Pindolol increases plasma norepinephrine concentration by stimulation of β₂-adrenoceptors in conscious spontaneously hypertensive rats

The β-adrenoceptor antagonist pindolol [10-1,000 μg/kg subcutaneously (s.c.)] caused dose-related decreases in mean arterial pressure (MAP) and increased heart rate (HR) in conscious spontaneously hypertensive rats (SHR). The lowest dose of pindolol (10 μg/kg) decreased MAP by 25 mm Hg (- 16%) without affecting plasma norepinephrine (NE) or plasma renin concentration (PRC). However, higher doses of pindolol elicited dose-related increases in plasma NE concentration and PRC. Plasma epinephrine concentration was not altered by pindolol. The selective β₂-adrenoceptor antagonist ICI 118,551 (3 mg/kg, s.c.) prevented the tachycardia but not the increase in PRC caused by 100 μg/kg pindolol.

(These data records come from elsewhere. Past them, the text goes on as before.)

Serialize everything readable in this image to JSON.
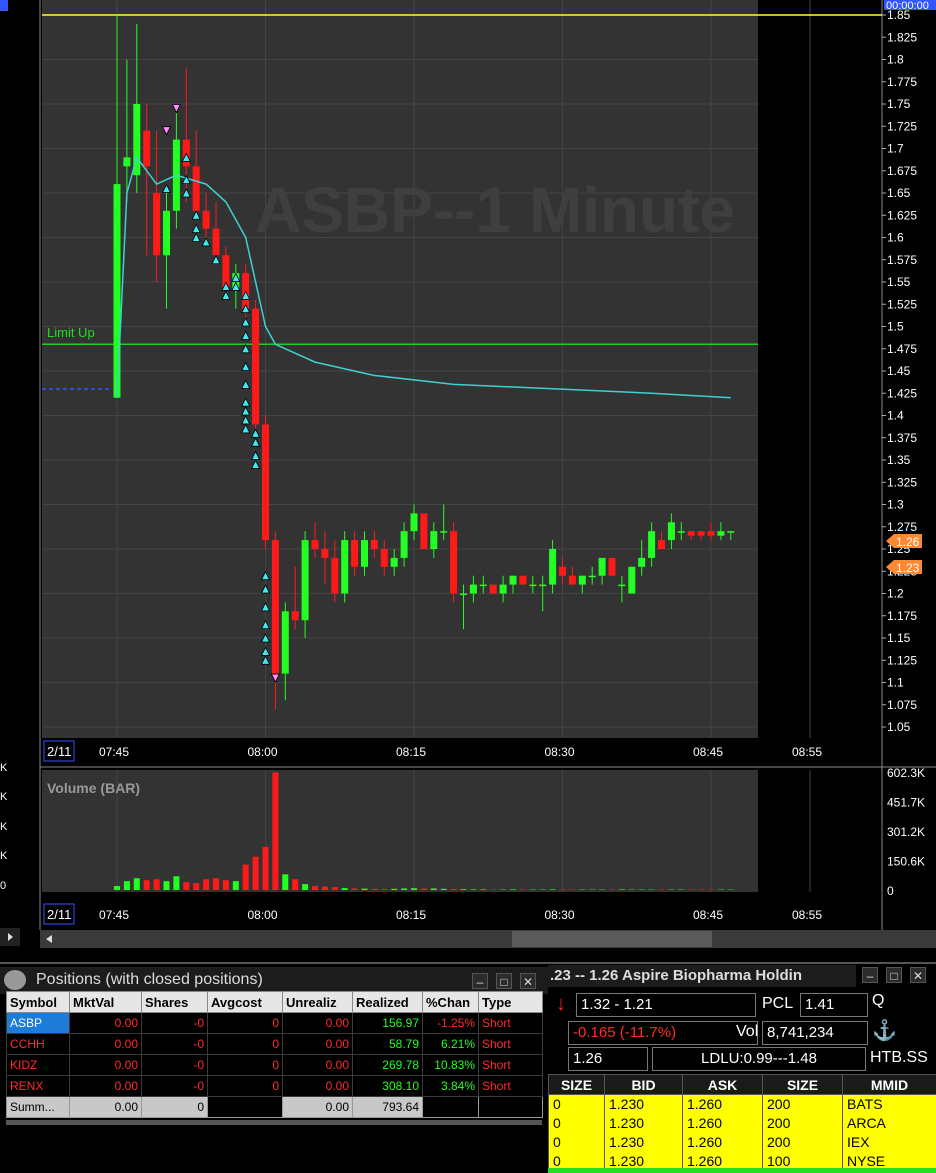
{
  "chart": {
    "title_watermark": "ASBP--1 Minute",
    "top_timestamp": "00:00:00",
    "date_label": "2/11",
    "limit_up_label": "Limit Up",
    "limit_up_price": 1.48,
    "top_yellow_price": 1.85,
    "time_labels": [
      "07:45",
      "08:00",
      "08:15",
      "08:30",
      "08:45",
      "08:55"
    ],
    "price_ticks": [
      "1.85",
      "1.825",
      "1.8",
      "1.775",
      "1.75",
      "1.725",
      "1.7",
      "1.675",
      "1.65",
      "1.625",
      "1.6",
      "1.575",
      "1.55",
      "1.525",
      "1.5",
      "1.475",
      "1.45",
      "1.425",
      "1.4",
      "1.375",
      "1.35",
      "1.325",
      "1.3",
      "1.275",
      "1.25",
      "1.225",
      "1.2",
      "1.175",
      "1.15",
      "1.125",
      "1.1",
      "1.075",
      "1.05"
    ],
    "bid_tag": "1.26",
    "ask_tag": "1.23",
    "volume_label": "Volume (BAR)",
    "volume_ticks": [
      "602.3K",
      "451.7K",
      "301.2K",
      "150.6K",
      "0"
    ],
    "left_edge_labels": [
      "K",
      "K",
      "K",
      "K",
      "0"
    ],
    "colors": {
      "up": "#22ff22",
      "down": "#ff1a1a",
      "vwap": "#40d0d0",
      "limit": "#22cc22",
      "yellow": "#ffff33",
      "bg": "#333333"
    }
  },
  "chart_data": {
    "type": "candlestick",
    "x_unit": "minutes after 07:45",
    "candles": [
      {
        "x": 0,
        "o": 1.42,
        "h": 1.85,
        "l": 1.42,
        "c": 1.66
      },
      {
        "x": 1,
        "o": 1.68,
        "h": 1.8,
        "l": 1.64,
        "c": 1.69
      },
      {
        "x": 2,
        "o": 1.67,
        "h": 1.84,
        "l": 1.65,
        "c": 1.75
      },
      {
        "x": 3,
        "o": 1.72,
        "h": 1.75,
        "l": 1.58,
        "c": 1.68
      },
      {
        "x": 4,
        "o": 1.65,
        "h": 1.72,
        "l": 1.55,
        "c": 1.58
      },
      {
        "x": 5,
        "o": 1.58,
        "h": 1.65,
        "l": 1.52,
        "c": 1.63
      },
      {
        "x": 6,
        "o": 1.63,
        "h": 1.74,
        "l": 1.61,
        "c": 1.71
      },
      {
        "x": 7,
        "o": 1.71,
        "h": 1.79,
        "l": 1.64,
        "c": 1.68
      },
      {
        "x": 8,
        "o": 1.68,
        "h": 1.72,
        "l": 1.62,
        "c": 1.63
      },
      {
        "x": 9,
        "o": 1.63,
        "h": 1.65,
        "l": 1.59,
        "c": 1.61
      },
      {
        "x": 10,
        "o": 1.61,
        "h": 1.64,
        "l": 1.57,
        "c": 1.58
      },
      {
        "x": 11,
        "o": 1.58,
        "h": 1.59,
        "l": 1.53,
        "c": 1.54
      },
      {
        "x": 12,
        "o": 1.54,
        "h": 1.57,
        "l": 1.52,
        "c": 1.56
      },
      {
        "x": 13,
        "o": 1.56,
        "h": 1.57,
        "l": 1.51,
        "c": 1.52
      },
      {
        "x": 14,
        "o": 1.52,
        "h": 1.53,
        "l": 1.38,
        "c": 1.39
      },
      {
        "x": 15,
        "o": 1.39,
        "h": 1.4,
        "l": 1.25,
        "c": 1.26
      },
      {
        "x": 16,
        "o": 1.26,
        "h": 1.27,
        "l": 1.07,
        "c": 1.11
      },
      {
        "x": 17,
        "o": 1.11,
        "h": 1.19,
        "l": 1.08,
        "c": 1.18
      },
      {
        "x": 18,
        "o": 1.18,
        "h": 1.23,
        "l": 1.16,
        "c": 1.17
      },
      {
        "x": 19,
        "o": 1.17,
        "h": 1.27,
        "l": 1.15,
        "c": 1.26
      },
      {
        "x": 20,
        "o": 1.26,
        "h": 1.28,
        "l": 1.24,
        "c": 1.25
      },
      {
        "x": 21,
        "o": 1.25,
        "h": 1.27,
        "l": 1.21,
        "c": 1.24
      },
      {
        "x": 22,
        "o": 1.24,
        "h": 1.26,
        "l": 1.19,
        "c": 1.2
      },
      {
        "x": 23,
        "o": 1.2,
        "h": 1.27,
        "l": 1.19,
        "c": 1.26
      },
      {
        "x": 24,
        "o": 1.26,
        "h": 1.27,
        "l": 1.22,
        "c": 1.23
      },
      {
        "x": 25,
        "o": 1.23,
        "h": 1.27,
        "l": 1.22,
        "c": 1.26
      },
      {
        "x": 26,
        "o": 1.26,
        "h": 1.27,
        "l": 1.24,
        "c": 1.25
      },
      {
        "x": 27,
        "o": 1.25,
        "h": 1.26,
        "l": 1.22,
        "c": 1.23
      },
      {
        "x": 28,
        "o": 1.23,
        "h": 1.25,
        "l": 1.22,
        "c": 1.24
      },
      {
        "x": 29,
        "o": 1.24,
        "h": 1.28,
        "l": 1.23,
        "c": 1.27
      },
      {
        "x": 30,
        "o": 1.27,
        "h": 1.3,
        "l": 1.26,
        "c": 1.29
      },
      {
        "x": 31,
        "o": 1.29,
        "h": 1.29,
        "l": 1.25,
        "c": 1.25
      },
      {
        "x": 32,
        "o": 1.25,
        "h": 1.28,
        "l": 1.24,
        "c": 1.27
      },
      {
        "x": 33,
        "o": 1.27,
        "h": 1.3,
        "l": 1.26,
        "c": 1.27
      },
      {
        "x": 34,
        "o": 1.27,
        "h": 1.28,
        "l": 1.19,
        "c": 1.2
      },
      {
        "x": 35,
        "o": 1.2,
        "h": 1.21,
        "l": 1.16,
        "c": 1.2
      },
      {
        "x": 36,
        "o": 1.2,
        "h": 1.22,
        "l": 1.19,
        "c": 1.21
      },
      {
        "x": 37,
        "o": 1.21,
        "h": 1.22,
        "l": 1.2,
        "c": 1.21
      },
      {
        "x": 38,
        "o": 1.21,
        "h": 1.21,
        "l": 1.2,
        "c": 1.2
      },
      {
        "x": 39,
        "o": 1.2,
        "h": 1.22,
        "l": 1.19,
        "c": 1.21
      },
      {
        "x": 40,
        "o": 1.21,
        "h": 1.22,
        "l": 1.2,
        "c": 1.22
      },
      {
        "x": 41,
        "o": 1.22,
        "h": 1.22,
        "l": 1.21,
        "c": 1.21
      },
      {
        "x": 42,
        "o": 1.21,
        "h": 1.22,
        "l": 1.2,
        "c": 1.21
      },
      {
        "x": 43,
        "o": 1.21,
        "h": 1.22,
        "l": 1.18,
        "c": 1.21
      },
      {
        "x": 44,
        "o": 1.21,
        "h": 1.26,
        "l": 1.2,
        "c": 1.25
      },
      {
        "x": 45,
        "o": 1.23,
        "h": 1.24,
        "l": 1.21,
        "c": 1.22
      },
      {
        "x": 46,
        "o": 1.22,
        "h": 1.23,
        "l": 1.21,
        "c": 1.21
      },
      {
        "x": 47,
        "o": 1.21,
        "h": 1.22,
        "l": 1.2,
        "c": 1.22
      },
      {
        "x": 48,
        "o": 1.22,
        "h": 1.23,
        "l": 1.21,
        "c": 1.22
      },
      {
        "x": 49,
        "o": 1.22,
        "h": 1.24,
        "l": 1.21,
        "c": 1.24
      },
      {
        "x": 50,
        "o": 1.24,
        "h": 1.24,
        "l": 1.22,
        "c": 1.22
      },
      {
        "x": 51,
        "o": 1.21,
        "h": 1.22,
        "l": 1.19,
        "c": 1.21
      },
      {
        "x": 52,
        "o": 1.2,
        "h": 1.23,
        "l": 1.2,
        "c": 1.23
      },
      {
        "x": 53,
        "o": 1.23,
        "h": 1.26,
        "l": 1.22,
        "c": 1.24
      },
      {
        "x": 54,
        "o": 1.24,
        "h": 1.28,
        "l": 1.23,
        "c": 1.27
      },
      {
        "x": 55,
        "o": 1.26,
        "h": 1.27,
        "l": 1.25,
        "c": 1.25
      },
      {
        "x": 56,
        "o": 1.26,
        "h": 1.29,
        "l": 1.25,
        "c": 1.28
      },
      {
        "x": 57,
        "o": 1.27,
        "h": 1.28,
        "l": 1.26,
        "c": 1.27
      },
      {
        "x": 58,
        "o": 1.27,
        "h": 1.27,
        "l": 1.26,
        "c": 1.265
      },
      {
        "x": 59,
        "o": 1.27,
        "h": 1.27,
        "l": 1.26,
        "c": 1.265
      },
      {
        "x": 60,
        "o": 1.27,
        "h": 1.28,
        "l": 1.26,
        "c": 1.265
      },
      {
        "x": 61,
        "o": 1.265,
        "h": 1.28,
        "l": 1.26,
        "c": 1.27
      },
      {
        "x": 62,
        "o": 1.27,
        "h": 1.27,
        "l": 1.26,
        "c": 1.27
      }
    ],
    "vwap": [
      [
        0,
        1.42
      ],
      [
        1,
        1.65
      ],
      [
        2,
        1.69
      ],
      [
        4,
        1.66
      ],
      [
        6,
        1.67
      ],
      [
        9,
        1.66
      ],
      [
        11,
        1.64
      ],
      [
        13,
        1.6
      ],
      [
        14,
        1.55
      ],
      [
        15,
        1.5
      ],
      [
        16,
        1.48
      ],
      [
        20,
        1.46
      ],
      [
        26,
        1.445
      ],
      [
        34,
        1.435
      ],
      [
        44,
        1.43
      ],
      [
        54,
        1.425
      ],
      [
        62,
        1.42
      ]
    ],
    "volume_k": [
      20,
      45,
      60,
      50,
      55,
      45,
      70,
      40,
      35,
      55,
      60,
      50,
      45,
      130,
      170,
      220,
      600,
      80,
      55,
      30,
      20,
      18,
      15,
      10,
      8,
      7,
      6,
      5,
      6,
      8,
      9,
      7,
      8,
      6,
      5,
      4,
      3,
      3,
      2,
      2,
      3,
      2,
      2,
      2,
      3,
      2,
      2,
      2,
      2,
      2,
      2,
      3,
      2,
      2,
      2,
      2,
      2,
      2,
      2,
      2,
      2,
      2,
      2
    ],
    "ylim": [
      1.05,
      1.85
    ],
    "volume_ylim": [
      0,
      602.3
    ]
  },
  "positions": {
    "title": "Positions (with closed positions)",
    "headers": [
      "Symbol",
      "MktVal",
      "Shares",
      "Avgcost",
      "Unrealiz",
      "Realized",
      "%Chan",
      "Type"
    ],
    "rows": [
      [
        "ASBP",
        "0.00",
        "-0",
        "0",
        "0.00",
        "156.97",
        "-1.25%",
        "Short"
      ],
      [
        "CCHH",
        "0.00",
        "-0",
        "0",
        "0.00",
        "58.79",
        "6.21%",
        "Short"
      ],
      [
        "KIDZ",
        "0.00",
        "-0",
        "0",
        "0.00",
        "269.78",
        "10.83%",
        "Short"
      ],
      [
        "RENX",
        "0.00",
        "-0",
        "0",
        "0.00",
        "308.10",
        "3.84%",
        "Short"
      ]
    ],
    "summary": [
      "Summ...",
      "0.00",
      "0",
      "",
      "0.00",
      "793.64",
      "",
      ""
    ]
  },
  "level2": {
    "title": ".23 -- 1.26   Aspire Biopharma Holdin",
    "range": "1.32 - 1.21",
    "pcl_label": "PCL",
    "pcl_value": "1.41",
    "q_label": "Q",
    "change": "-0.165   (-11.7%)",
    "vol_label": "Vol",
    "vol_value": "8,741,234",
    "last": "1.26",
    "ldlu": "LDLU:0.99---1.48",
    "htb": "HTB.SS",
    "headers": [
      "SIZE",
      "BID",
      "ASK",
      "SIZE",
      "MMID"
    ],
    "rows": [
      [
        "0",
        "1.230",
        "1.260",
        "200",
        "BATS"
      ],
      [
        "0",
        "1.230",
        "1.260",
        "200",
        "ARCA"
      ],
      [
        "0",
        "1.230",
        "1.260",
        "200",
        "IEX"
      ],
      [
        "0",
        "1.230",
        "1.260",
        "100",
        "NYSE"
      ]
    ]
  }
}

Treatment with ICI 118,551 completely eliminated the 45% increase in plasma NE elicited by 100 μg/kg of pindolol even though the decrease in MAP caused by this dose of pindolol was the same in the presence (-33 mm Hg) and absence (-34 mm Hg) of β₂-adrenoceptor blockade. These results indicate that the vasodepressor action of pindolol in SHR does not result from an agonistic effect at postjunctional β₂-adrenoceptors in the vasculature. In addition, the increases in plasma NE concentration produced by pindolol result from stimulation of β₂-adrenoceptors. These β₂-adrenoceptors may be located prejunctionally on sympathetic neurons.